La santé, l’éducation et la protection sociale des enfants, constituent les secteurs les plus vulnérables dans le Document stratégique de réduction de la pauvreté 2ème génération (Dsrp2). Ces différents secteurs sont confrontés à des problèmes d’exécution des planifications, mais également de management. Cette information a été rendue publique hier, mardi, à l’occasion de table-ronde sur la budgétisation pour le bien-être des enfants, organisée par l’Unicef et l’Unité de coordination et de suivi de la politique économique (Ucspe)

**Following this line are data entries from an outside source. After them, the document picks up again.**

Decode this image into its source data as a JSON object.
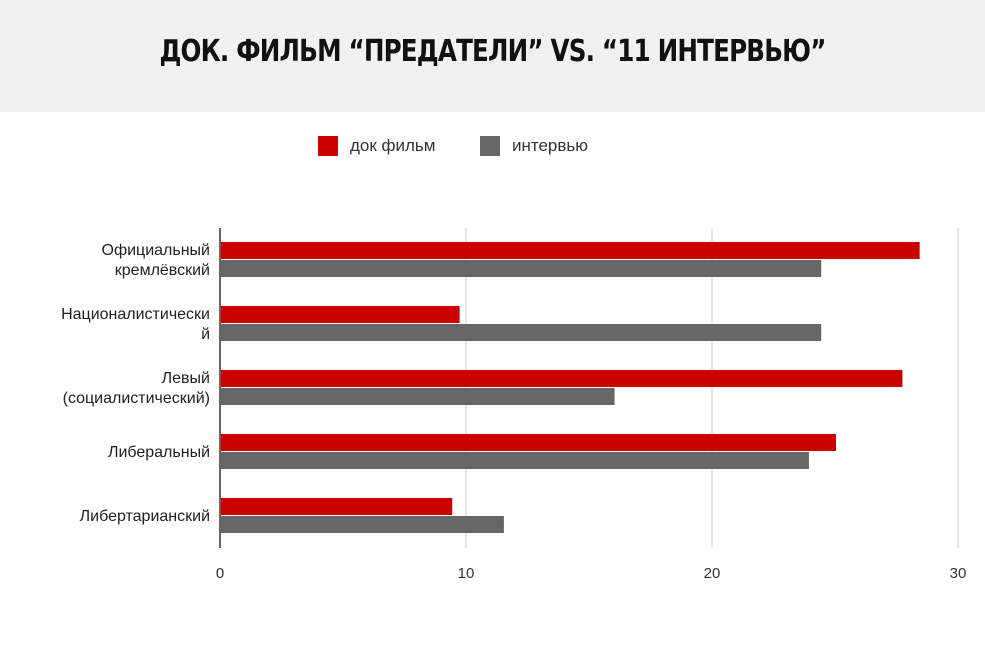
{
  "header": {
    "title": "ДОК. ФИЛЬМ “ПРЕДАТЕЛИ” VS. “11 ИНТЕРВЬЮ”"
  },
  "chart_data": {
    "type": "bar",
    "orientation": "horizontal",
    "title": "ДОК. ФИЛЬМ “ПРЕДАТЕЛИ” VS. “11 ИНТЕРВЬЮ”",
    "categories": [
      [
        "Официальный",
        "кремлёвский"
      ],
      [
        "Националистически",
        "й"
      ],
      [
        "Левый",
        "(социалистический)"
      ],
      [
        "Либеральный"
      ],
      [
        "Либертарианский"
      ]
    ],
    "series": [
      {
        "name": "док фильм",
        "color": "#cc0000",
        "values": [
          28.4,
          9.7,
          27.7,
          25.0,
          9.4
        ]
      },
      {
        "name": "интервью",
        "color": "#666666",
        "values": [
          24.4,
          24.4,
          16.0,
          23.9,
          11.5
        ]
      }
    ],
    "xlim": [
      0,
      30
    ],
    "xticks": [
      "0",
      "10",
      "20",
      "30"
    ],
    "grid": true,
    "legend_position": "top"
  }
}
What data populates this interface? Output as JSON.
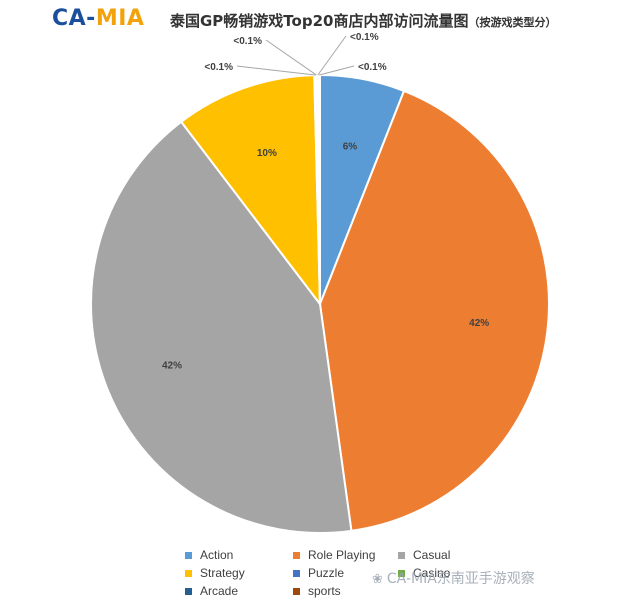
{
  "header": {
    "logo_part1": "CA-",
    "logo_part2": "MIA",
    "title_main": "泰国GP畅销游戏Top20商店内部访问流量图",
    "title_sub": "（按游戏类型分）"
  },
  "chart_data": {
    "type": "pie",
    "title": "泰国GP畅销游戏Top20商店内部访问流量图（按游戏类型分）",
    "slices": [
      {
        "name": "Action",
        "value": 6,
        "label": "6%",
        "color": "#5b9bd5"
      },
      {
        "name": "Role Playing",
        "value": 42,
        "label": "42%",
        "color": "#ed7d31"
      },
      {
        "name": "Casual",
        "value": 42,
        "label": "42%",
        "color": "#a5a5a5"
      },
      {
        "name": "Strategy",
        "value": 10,
        "label": "10%",
        "color": "#ffc000"
      },
      {
        "name": "Puzzle",
        "value": 0.1,
        "label": "<0.1%",
        "color": "#4472c4"
      },
      {
        "name": "Casino",
        "value": 0.1,
        "label": "<0.1%",
        "color": "#70ad47"
      },
      {
        "name": "Arcade",
        "value": 0.1,
        "label": "<0.1%",
        "color": "#255e91"
      },
      {
        "name": "sports",
        "value": 0.1,
        "label": "<0.1%",
        "color": "#9e480e"
      }
    ],
    "legend_position": "bottom"
  },
  "watermark": {
    "text": "CA-MIA东南亚手游观察",
    "icon": "wechat-icon"
  }
}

Le Management et l’exécution des panifications constituent les deux maillons faibles du Document de réduction de la pauvreté 2ème génération (Dsrp2). Du moins dans le domaine de la prise en charge des enfants. Selon Abdou Salam Fall, le coordonnateur de l’étude portant sur la place des enfants dans le Dsrp 2, qui s’exprimait hier, mardi, à l’occasion de la table-ronde sur la budgétisation pour le bien être des enfants, « En dépit des volontés politiques, le niveau d’exécution des planifications reste faible. On note un déficit de 90% dans l’exécution des besoins des enfants ».
Et pour M.Fall, cela se fait surtout sentir au niveau de l’éducation, la santé et de la protection sociale. « Les mesures en vue de l’élimination des disparités entre groupes économiques, sexes, régions et le milieu de résidence (rural-urbain) ne sont pas entièrement appliquées. (5/8 manquantes) ne sont pas financées. 91% du financement n’est pas disponible ». De même, « il est noté un manque d’informations sur les progrès réalisés quant aux inégalités d’accès à l’éducation » a ajouté M.Fall. A l’en croire,« Le Sénégal n’a pas encore atteint les 20% fixés aux pays africains en ce qui concerne le budget de l’éducation ». Il poursuivra que « Pour les constructions des salles de classes, sur les 1500 salles prévues, on a réalisé que les 15%. En 2008, on n’a pas réalisé de salles de classes, en 2009 également c’est le même cas. Et en 2010 on risque de ne réaliser qu’une centaine de salles ».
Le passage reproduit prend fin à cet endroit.